Infelizmente, a palavra “teologia” tem sido estigmatizada na igreja contemporânea como se ela fosse responsável por crentes sem amor, não operantes, carrancudos, dados a valores irrelevantes e distantes da realidade das pessoas comuns. Pensa-se que ela é como um item opcional de um carro que você pode escolher se põe ou não, dependendo do seu gosto. Por causa disso, já ouvi alguém defender o erro de certo líder dizendo: “Ele não é um teólogo e sim um pastor” — como se pudesse existir algum pastor que não seja teólogo. E para justificar a preguiça de se dedicar ao estudo da Bíblia, dizem: “Jesus não era teólogo”, quando, na verdade, ele demonstrou grande conhecimento e aplicação das Escrituras em seu ensino, conferindo-lhes grande valor (Mt 19.4; 21.42; 22.29-32; Lc 24.27; Jo 5.39; 7.38; 10.35; 13.18). Clamam: “A letra mata” (2Co 3.6), ignorando que o que esse texto condena é o legalismo judaico na busca da salvação por obras e não o conhecimento revelado por Deus nas Escrituras para a salvação pela fé promovida pelo Espírito (Rm 1.16,17; 1Co 1.21). Outra desculpa para não se estudar a Bíblia é que não é possível conhecer as verdades de Deus segundo se diz: “As coisas encobertas pertencem ao Senhor, nosso Deus” (Dt 29.29a).
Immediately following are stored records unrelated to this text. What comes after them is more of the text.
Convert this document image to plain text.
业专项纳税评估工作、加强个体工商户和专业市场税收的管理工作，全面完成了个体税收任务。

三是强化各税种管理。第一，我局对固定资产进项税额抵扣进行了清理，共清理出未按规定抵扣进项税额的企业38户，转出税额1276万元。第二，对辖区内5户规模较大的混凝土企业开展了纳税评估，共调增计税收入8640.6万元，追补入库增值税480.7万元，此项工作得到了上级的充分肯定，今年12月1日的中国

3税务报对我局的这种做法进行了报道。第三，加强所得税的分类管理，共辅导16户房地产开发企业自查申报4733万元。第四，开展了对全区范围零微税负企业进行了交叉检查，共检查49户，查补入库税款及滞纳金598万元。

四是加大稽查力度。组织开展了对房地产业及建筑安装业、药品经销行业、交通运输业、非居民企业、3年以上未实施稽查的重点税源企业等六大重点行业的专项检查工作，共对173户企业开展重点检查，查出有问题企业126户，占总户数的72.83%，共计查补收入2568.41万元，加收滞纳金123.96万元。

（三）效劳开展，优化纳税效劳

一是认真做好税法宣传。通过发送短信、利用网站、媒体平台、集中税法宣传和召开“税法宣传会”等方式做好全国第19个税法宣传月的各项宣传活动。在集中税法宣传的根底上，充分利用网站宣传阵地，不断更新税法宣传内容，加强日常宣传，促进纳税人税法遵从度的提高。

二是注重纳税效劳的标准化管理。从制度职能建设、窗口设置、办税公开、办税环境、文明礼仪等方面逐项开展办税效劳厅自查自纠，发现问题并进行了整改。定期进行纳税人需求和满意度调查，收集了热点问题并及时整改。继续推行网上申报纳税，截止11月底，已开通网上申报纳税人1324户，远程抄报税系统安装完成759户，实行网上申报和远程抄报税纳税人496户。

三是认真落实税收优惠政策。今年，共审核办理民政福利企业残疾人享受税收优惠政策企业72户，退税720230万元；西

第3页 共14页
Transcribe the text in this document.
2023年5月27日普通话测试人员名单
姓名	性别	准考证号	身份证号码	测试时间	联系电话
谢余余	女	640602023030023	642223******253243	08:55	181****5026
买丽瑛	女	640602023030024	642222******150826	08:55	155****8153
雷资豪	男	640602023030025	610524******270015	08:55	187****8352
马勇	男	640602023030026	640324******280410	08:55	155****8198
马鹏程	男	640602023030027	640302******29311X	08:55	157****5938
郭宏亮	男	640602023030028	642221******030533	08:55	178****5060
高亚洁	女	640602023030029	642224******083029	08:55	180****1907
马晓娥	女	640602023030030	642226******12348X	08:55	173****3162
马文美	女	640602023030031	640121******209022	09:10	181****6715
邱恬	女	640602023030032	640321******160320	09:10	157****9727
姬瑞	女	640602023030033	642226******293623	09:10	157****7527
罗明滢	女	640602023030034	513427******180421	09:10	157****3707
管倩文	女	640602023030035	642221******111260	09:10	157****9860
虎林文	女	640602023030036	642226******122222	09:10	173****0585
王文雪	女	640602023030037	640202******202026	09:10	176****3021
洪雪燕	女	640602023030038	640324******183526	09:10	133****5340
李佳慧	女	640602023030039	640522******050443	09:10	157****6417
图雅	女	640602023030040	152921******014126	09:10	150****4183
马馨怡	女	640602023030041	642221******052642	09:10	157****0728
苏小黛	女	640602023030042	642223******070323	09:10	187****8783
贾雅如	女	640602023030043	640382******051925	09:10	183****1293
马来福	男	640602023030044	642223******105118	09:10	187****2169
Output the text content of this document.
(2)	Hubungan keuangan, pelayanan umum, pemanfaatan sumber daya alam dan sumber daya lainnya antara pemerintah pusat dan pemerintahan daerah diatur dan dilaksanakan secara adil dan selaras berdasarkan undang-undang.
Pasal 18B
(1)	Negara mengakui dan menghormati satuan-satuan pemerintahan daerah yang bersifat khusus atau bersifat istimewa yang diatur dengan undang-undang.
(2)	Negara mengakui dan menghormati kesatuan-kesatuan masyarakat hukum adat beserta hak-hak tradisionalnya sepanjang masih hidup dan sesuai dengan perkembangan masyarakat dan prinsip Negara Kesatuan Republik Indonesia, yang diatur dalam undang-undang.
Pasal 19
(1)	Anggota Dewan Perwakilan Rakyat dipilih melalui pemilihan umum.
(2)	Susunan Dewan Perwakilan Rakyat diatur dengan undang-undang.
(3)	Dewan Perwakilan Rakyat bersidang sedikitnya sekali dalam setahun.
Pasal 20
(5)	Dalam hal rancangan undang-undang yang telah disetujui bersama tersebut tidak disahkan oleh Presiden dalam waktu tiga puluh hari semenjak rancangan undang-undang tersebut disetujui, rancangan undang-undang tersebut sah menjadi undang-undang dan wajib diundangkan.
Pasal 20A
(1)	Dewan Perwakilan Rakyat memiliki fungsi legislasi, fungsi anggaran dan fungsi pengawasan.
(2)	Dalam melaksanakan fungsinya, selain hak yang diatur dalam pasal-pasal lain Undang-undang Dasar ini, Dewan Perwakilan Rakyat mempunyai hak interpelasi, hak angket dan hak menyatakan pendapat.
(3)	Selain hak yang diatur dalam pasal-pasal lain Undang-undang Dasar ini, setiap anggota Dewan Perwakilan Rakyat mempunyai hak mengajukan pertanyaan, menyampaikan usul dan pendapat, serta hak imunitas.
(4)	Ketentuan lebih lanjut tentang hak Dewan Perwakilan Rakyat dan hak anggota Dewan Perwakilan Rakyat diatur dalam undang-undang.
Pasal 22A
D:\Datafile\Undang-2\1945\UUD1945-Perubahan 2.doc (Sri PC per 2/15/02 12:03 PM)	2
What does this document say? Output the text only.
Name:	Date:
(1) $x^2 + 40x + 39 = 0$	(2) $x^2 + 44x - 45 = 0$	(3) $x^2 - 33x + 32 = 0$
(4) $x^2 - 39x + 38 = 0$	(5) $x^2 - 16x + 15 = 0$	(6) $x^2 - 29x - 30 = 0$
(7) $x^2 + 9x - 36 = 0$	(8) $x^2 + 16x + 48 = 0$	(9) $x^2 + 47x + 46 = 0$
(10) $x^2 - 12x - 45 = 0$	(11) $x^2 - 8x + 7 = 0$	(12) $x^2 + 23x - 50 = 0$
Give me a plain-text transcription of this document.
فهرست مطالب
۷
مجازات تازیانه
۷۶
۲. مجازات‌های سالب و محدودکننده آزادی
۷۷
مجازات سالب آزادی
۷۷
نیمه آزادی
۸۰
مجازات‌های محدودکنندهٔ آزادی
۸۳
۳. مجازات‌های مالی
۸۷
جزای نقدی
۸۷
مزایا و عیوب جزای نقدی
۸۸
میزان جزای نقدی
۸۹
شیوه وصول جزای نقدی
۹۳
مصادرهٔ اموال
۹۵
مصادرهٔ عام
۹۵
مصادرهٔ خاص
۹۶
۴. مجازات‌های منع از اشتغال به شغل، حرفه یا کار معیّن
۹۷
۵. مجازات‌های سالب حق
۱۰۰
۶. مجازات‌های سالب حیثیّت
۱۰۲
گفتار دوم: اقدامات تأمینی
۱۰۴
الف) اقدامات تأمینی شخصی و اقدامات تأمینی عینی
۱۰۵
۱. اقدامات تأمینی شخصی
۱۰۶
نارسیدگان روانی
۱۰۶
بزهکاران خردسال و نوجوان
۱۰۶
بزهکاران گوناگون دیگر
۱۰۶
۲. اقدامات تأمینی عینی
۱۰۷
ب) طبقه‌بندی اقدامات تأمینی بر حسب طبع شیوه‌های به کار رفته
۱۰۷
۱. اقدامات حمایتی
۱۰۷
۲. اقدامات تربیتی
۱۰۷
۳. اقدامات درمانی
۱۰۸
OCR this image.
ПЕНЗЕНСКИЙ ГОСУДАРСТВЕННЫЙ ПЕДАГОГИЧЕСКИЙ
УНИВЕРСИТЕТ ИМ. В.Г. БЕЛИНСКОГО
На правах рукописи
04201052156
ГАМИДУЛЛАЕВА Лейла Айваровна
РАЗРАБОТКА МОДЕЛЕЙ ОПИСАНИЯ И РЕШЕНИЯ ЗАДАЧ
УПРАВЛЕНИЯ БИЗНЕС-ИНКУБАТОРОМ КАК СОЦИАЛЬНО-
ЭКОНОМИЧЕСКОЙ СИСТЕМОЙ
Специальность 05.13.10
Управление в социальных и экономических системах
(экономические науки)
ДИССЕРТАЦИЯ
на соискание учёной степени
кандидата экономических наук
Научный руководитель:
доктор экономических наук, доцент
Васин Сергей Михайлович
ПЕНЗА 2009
Sobre essa última desculpa, seus proponentes parecem desconhecer completamente o restante do versículo, que diz: “Porém, as reveladas nos pertencem, a nós e a nossos filhos, para sempre, para que cumpramos todas as palavras desta lei” (Dt 29.29b). Com isso, o Senhor nos aponta três ensinos sobre o estudo das coisas “reveladas” nas Escrituras, ao que chamamos “teologia”.
Em primeiro lugar, ao dizer “pertencem a nós e a nossos filhos”, o Senhor nos confere responsabilidade. Trata-se da mesma responsabilidade expressa na parábola dos talentos (Mt 25.14-30), em que dois homens receberam, respectivamente, cinco e dois talentos — cada talento equivale a 34 quilos (provavelmente, de prata, nesse caso). Eles trabalharam e dobraram os bens do seu senhor, enquanto outro, que recebeu um talento, não se dedicou a ele e recebeu uma dura repreensão. A concessão da palavra de Deus a seus servos faz com que eles sejam responsáveis, como se fossem mordomos das verdades divinas, por aprendê-la, vivê-la e transmiti-la: “Àquele a quem muito foi dado, muito lhe será exigido; e àquele a quem muito se confia, muito mais lhe pedirão” (Lc 12.48b).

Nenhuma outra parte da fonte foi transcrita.